12日午前9時半ごろ、佐賀市富士町の天山スキー場の駐車場で行われていた「ドリフト」走行会で、乗用車がコースを外れ、観客に突っ込んだ。乗用車に乗っていた2人と観客2人の計4人がドクターヘリなどで病院に搬送され、観客の40代男性(佐賀県小城市)が脳挫傷で意識不明の重体、2人が顎や胸部を骨折する重傷を負った。運転していた20代の男性(長崎県西海市)も首にけがをした。

 天山スキー場によると、走行会は佐賀市の自動車整備販売会社「カーピット森永」が開催。カーブで車のタイヤを滑らせながら走るドリフトの愛好者が集まり、66台が参加していた(参加料1台5000円)。事故当時、駐車場には観客を含め約100人がいたという。

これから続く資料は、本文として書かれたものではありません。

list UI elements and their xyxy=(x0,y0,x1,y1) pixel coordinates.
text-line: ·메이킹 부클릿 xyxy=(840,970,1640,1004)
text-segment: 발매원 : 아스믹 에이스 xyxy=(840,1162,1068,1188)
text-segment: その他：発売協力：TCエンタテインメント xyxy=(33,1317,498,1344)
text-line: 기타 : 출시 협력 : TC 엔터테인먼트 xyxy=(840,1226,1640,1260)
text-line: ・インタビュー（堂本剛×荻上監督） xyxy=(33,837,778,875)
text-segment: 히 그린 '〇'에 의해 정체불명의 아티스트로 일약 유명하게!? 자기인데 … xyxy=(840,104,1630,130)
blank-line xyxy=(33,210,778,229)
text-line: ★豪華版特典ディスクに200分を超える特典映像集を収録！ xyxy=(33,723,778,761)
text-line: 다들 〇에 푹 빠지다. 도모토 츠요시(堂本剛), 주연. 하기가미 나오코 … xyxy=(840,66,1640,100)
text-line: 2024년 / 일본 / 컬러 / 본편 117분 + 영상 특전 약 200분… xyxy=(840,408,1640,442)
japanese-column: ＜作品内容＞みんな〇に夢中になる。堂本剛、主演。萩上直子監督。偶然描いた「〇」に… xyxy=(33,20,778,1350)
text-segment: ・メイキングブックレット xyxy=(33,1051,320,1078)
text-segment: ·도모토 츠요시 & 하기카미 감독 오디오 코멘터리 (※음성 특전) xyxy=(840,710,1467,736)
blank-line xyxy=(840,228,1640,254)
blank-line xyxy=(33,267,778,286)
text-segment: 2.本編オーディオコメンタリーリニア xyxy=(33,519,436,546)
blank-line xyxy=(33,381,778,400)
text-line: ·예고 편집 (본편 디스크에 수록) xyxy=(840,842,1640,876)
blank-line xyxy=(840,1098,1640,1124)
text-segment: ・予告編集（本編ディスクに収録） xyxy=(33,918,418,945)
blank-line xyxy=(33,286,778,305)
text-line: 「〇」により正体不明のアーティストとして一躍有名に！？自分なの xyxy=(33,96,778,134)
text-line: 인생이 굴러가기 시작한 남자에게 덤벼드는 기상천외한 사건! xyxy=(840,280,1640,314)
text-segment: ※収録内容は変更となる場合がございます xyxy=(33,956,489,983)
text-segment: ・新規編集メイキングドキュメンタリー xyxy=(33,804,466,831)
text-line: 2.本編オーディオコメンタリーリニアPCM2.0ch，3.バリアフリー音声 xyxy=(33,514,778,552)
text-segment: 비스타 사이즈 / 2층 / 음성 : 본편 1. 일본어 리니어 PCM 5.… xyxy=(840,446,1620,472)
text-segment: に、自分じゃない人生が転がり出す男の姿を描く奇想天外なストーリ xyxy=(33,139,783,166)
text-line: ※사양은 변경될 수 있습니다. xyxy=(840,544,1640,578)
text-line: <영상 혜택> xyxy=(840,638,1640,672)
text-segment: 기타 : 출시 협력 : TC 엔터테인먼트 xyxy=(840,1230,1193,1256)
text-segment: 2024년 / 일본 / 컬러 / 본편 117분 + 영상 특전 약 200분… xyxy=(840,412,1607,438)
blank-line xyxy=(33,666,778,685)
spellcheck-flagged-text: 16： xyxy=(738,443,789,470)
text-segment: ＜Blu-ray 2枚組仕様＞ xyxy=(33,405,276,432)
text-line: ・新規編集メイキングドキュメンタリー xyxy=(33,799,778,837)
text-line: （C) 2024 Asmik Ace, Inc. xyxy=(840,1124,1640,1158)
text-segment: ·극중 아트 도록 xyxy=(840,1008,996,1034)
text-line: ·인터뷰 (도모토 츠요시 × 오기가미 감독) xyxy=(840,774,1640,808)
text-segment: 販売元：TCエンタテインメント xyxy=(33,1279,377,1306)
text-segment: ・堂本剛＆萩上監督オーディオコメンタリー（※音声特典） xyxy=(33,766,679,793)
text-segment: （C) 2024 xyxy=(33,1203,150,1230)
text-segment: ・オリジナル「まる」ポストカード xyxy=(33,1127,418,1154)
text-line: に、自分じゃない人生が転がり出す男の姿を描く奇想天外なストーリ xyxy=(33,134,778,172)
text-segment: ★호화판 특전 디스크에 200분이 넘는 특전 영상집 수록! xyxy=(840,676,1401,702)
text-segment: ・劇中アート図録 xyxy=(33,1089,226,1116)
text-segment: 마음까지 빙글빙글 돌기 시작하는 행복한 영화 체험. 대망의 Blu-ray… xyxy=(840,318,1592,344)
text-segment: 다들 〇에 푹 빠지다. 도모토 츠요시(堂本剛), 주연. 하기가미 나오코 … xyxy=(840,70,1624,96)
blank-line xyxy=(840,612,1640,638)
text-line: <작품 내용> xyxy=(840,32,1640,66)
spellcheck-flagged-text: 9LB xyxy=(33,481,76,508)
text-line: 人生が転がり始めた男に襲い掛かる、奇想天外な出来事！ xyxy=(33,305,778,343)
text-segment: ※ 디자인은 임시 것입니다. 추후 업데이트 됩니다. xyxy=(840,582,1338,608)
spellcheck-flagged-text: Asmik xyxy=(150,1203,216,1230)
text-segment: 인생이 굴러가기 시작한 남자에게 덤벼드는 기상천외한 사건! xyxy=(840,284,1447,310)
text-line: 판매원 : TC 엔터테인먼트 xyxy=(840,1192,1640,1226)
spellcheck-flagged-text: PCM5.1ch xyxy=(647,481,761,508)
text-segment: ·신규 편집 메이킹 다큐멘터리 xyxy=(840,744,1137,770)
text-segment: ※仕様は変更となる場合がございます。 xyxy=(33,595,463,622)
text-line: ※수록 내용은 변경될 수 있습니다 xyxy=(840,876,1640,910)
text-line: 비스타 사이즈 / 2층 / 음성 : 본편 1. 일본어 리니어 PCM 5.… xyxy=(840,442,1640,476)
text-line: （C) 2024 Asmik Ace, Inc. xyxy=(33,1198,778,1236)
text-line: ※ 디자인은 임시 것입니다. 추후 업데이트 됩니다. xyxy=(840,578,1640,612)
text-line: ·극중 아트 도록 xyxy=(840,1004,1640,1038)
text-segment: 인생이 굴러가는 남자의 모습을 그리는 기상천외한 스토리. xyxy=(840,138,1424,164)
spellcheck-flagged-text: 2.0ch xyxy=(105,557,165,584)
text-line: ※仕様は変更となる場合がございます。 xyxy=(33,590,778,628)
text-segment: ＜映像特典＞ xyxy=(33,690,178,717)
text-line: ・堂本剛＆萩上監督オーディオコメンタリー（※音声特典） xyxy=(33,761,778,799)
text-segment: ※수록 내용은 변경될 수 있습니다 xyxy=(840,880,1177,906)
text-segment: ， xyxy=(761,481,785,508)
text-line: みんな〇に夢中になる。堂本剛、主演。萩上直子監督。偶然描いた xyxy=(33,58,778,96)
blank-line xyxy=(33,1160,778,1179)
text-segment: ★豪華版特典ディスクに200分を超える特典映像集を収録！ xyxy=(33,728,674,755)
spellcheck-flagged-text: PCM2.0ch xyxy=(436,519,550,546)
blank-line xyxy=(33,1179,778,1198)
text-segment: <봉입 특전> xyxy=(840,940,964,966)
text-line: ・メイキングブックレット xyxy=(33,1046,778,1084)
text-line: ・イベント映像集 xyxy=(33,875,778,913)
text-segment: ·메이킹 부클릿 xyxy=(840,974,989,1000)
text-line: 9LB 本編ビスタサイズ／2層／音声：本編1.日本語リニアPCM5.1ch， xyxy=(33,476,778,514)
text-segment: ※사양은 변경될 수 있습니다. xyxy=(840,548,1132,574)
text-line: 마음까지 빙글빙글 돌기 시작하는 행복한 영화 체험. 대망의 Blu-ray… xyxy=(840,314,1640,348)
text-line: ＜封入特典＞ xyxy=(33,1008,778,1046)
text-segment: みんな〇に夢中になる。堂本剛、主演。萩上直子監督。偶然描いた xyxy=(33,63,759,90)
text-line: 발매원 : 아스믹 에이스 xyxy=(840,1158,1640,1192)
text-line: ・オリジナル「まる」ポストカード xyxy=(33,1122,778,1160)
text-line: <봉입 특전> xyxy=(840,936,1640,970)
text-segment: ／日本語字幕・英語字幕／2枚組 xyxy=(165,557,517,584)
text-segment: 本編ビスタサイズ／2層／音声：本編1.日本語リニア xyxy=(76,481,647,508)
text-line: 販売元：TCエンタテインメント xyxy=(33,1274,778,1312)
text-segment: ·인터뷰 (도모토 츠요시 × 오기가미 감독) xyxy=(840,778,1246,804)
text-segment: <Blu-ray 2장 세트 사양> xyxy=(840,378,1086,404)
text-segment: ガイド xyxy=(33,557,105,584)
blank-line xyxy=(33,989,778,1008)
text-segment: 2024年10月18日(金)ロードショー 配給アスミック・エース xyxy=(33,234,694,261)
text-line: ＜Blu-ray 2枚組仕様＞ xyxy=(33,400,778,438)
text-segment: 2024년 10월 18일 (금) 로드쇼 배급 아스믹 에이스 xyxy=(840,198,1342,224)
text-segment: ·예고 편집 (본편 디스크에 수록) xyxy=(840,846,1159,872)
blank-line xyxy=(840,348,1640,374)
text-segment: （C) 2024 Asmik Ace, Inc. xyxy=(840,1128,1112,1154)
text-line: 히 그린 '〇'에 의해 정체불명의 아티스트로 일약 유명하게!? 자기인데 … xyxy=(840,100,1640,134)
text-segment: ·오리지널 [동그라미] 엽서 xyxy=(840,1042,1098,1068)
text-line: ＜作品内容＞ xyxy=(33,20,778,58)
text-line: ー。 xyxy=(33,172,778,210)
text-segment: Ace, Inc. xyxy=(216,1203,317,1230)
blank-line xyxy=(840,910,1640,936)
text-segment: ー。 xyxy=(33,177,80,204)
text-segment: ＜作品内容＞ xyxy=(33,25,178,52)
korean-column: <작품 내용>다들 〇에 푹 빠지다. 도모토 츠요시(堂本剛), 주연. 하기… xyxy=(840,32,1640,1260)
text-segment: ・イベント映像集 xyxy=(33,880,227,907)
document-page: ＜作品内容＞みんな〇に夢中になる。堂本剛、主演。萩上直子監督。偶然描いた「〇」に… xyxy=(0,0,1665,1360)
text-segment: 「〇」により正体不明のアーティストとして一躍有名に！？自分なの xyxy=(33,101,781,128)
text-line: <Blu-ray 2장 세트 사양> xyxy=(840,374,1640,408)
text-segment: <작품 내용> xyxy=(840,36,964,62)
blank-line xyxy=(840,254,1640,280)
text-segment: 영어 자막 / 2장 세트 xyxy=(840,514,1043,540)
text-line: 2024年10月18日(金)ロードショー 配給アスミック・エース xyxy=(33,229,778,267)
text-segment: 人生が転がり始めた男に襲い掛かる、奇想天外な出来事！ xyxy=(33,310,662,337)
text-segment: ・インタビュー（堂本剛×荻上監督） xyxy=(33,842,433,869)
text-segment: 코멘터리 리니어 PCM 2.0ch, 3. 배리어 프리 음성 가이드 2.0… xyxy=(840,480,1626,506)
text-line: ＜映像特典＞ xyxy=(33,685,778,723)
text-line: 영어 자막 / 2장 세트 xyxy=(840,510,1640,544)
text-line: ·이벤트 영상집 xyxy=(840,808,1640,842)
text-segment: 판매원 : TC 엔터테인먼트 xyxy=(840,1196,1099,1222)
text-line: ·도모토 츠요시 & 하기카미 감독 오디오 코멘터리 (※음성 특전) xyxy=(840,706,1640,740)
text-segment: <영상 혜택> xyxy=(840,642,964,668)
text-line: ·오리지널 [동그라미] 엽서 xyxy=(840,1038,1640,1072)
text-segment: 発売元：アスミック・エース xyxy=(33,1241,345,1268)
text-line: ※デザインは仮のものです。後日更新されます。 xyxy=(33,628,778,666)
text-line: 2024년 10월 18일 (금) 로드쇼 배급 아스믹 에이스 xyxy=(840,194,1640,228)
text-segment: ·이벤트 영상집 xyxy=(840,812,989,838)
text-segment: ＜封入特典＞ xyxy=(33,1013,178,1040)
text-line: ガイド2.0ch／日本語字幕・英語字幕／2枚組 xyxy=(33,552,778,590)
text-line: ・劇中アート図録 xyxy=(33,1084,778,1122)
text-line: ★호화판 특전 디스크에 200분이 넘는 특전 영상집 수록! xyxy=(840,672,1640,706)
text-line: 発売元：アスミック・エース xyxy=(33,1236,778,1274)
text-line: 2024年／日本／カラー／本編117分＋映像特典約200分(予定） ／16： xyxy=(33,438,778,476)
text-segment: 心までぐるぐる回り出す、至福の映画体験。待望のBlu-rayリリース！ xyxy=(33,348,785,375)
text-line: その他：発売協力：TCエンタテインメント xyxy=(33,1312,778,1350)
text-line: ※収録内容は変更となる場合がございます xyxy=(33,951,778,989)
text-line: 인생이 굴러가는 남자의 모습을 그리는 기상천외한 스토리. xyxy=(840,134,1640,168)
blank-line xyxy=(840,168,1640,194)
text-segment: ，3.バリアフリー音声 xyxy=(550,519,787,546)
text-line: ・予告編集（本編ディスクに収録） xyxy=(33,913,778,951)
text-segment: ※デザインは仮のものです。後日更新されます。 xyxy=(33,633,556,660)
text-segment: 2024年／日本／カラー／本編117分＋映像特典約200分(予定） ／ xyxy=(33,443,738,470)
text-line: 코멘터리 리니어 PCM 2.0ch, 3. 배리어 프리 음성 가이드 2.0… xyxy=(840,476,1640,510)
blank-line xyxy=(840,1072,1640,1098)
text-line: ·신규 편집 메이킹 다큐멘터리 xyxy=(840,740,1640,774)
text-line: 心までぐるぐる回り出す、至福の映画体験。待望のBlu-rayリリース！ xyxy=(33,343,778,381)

 駐車場は冬季以外はサーキット場などとして使われており、参加者は午前9時から車を走らせていた。事故を起こした乗用車は時計回りに走行中、制御不能となり、コースと観客を仕切っていた高さ30センチの花壇に乗り上げ、観客に突っ込んだ。重傷を負ったのは助手席に乗り、胸部骨折した長崎県の30代男性と、顎の骨を折った観客で佐賀市の20代男性。

 佐賀北署は主催した「カーピット森永」の関係者から事情を聴き、業務上過失致傷容疑などでの立件を視野に安全管理が適切だったか調べている。同社の森永純平社長は謝罪した上で「車を好きになってもらいたいとの思いで(走行会を)開いた。主催者として責任があるが、今回のような事故は想定できていなかった。観客とコースが近く、それがいけなかったかもしれない」と話した。

 ドリフトは危険運転行為として知られるが、サーキットで迫力と芸術性を競うモータースポーツとしても発展。D1グランプリも開催され、「ドリフター」と呼ばれる愛好者は数万人いるとされる。ただ、事故は多く、昨年11月、宇都宮市のサーキット場で行われた競技会では車から外れた車輪が関係者を直撃、女性が死亡している。

 ◆ドリフト カーブでスピードを落とさずに、滑りながらコーナーを回る走法のこと。